Cramer's rule allows us to find the values of \(x\) and \(y\) in a unique solution using determinants. The solution for \(x\) and \(y\) can be calculated using the formulas: \(x = \frac{D_x}{D}\) \(y = \frac{D_y}{D}\) where \(D_x\) is the determinant obtained by substituting the constant term of each equation for its corresponding \(x\)'s coefficient in matrix \(A\): \[ D_x = \begin{vmatrix} 3 & -\frac{2}{3} \\ 6 & \frac{5}{3} \end{vmatrix} \] \(D_y\) is the determinant obtained by substituting the constant term of each equation for its corresponding \(y\)'s coefficient in matrix \(A\): \[ D_y = \begin{vmatrix} \frac{5}{4} & 3 \\ \frac{1}{4} & 6 \end{vmatrix} \] Now, let's calculate \(D_x\) and \(D_y\): \(D_x = 3 \cdot \frac{5}{3} - 6 \cdot \left(-\frac{2}{3}\right) = 5 + 4 = 9\) \(D_y = 6 \cdot \frac{5}{4} - 3 \cdot \frac{1}{4} = \frac{27}{4} - \frac{3}{4} = \frac{24}{4}\) Now, we can find the values of \(x\) and \(y\): \(x = \frac{9}{\frac{27}{12}} = \frac{9}{\frac{27}{12}} \cdot \frac{12}{1} = \frac{108}{27} = 4\) \(y = \frac{\frac{24}{4}}{\frac{27}{12}} = \frac{6}{\frac{9}{4}} \cdot \frac{4}{1} = 6 \cdot \frac{4}{3} = 2 \cdot 4 = 2\)
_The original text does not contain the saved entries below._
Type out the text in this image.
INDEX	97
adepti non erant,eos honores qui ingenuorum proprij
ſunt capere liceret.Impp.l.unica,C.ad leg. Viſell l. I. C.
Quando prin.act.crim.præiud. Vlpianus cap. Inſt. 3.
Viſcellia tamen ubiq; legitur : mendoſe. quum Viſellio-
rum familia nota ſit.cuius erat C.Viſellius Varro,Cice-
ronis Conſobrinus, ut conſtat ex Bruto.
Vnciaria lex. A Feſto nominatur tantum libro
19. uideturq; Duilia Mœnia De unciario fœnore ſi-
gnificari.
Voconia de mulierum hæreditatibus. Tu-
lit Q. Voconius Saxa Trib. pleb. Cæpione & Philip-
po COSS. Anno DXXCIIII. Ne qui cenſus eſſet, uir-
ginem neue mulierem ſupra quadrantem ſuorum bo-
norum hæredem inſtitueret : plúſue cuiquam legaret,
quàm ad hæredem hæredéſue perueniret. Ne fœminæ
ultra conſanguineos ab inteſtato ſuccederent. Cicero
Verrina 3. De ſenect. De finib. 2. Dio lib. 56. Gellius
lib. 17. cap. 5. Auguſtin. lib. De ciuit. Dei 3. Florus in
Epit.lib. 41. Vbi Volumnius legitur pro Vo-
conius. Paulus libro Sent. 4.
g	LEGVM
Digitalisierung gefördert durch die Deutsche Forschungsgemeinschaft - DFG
Now that we have found the values of \(x=4\) and \(y=2\), let's verify if they satisfy both given equations: 1. \(\frac{5}{4} \cdot 4 - \frac{2}{3} \cdot 2 = 5 - \frac{4}{3} = 5 - \frac{4}{3} = 3\): True 2. \(\frac{1}{4} \cdot 4 + \frac{5}{3} \cdot 2 = 1 + \frac{10}{3} = 1 + 3\frac{1}{3} = 6\): True Since both equations are satisfied by the values of \(x=4\) and \(y=2\), we can conclude that the given system of linear equations has one unique solution \((4, 2)\).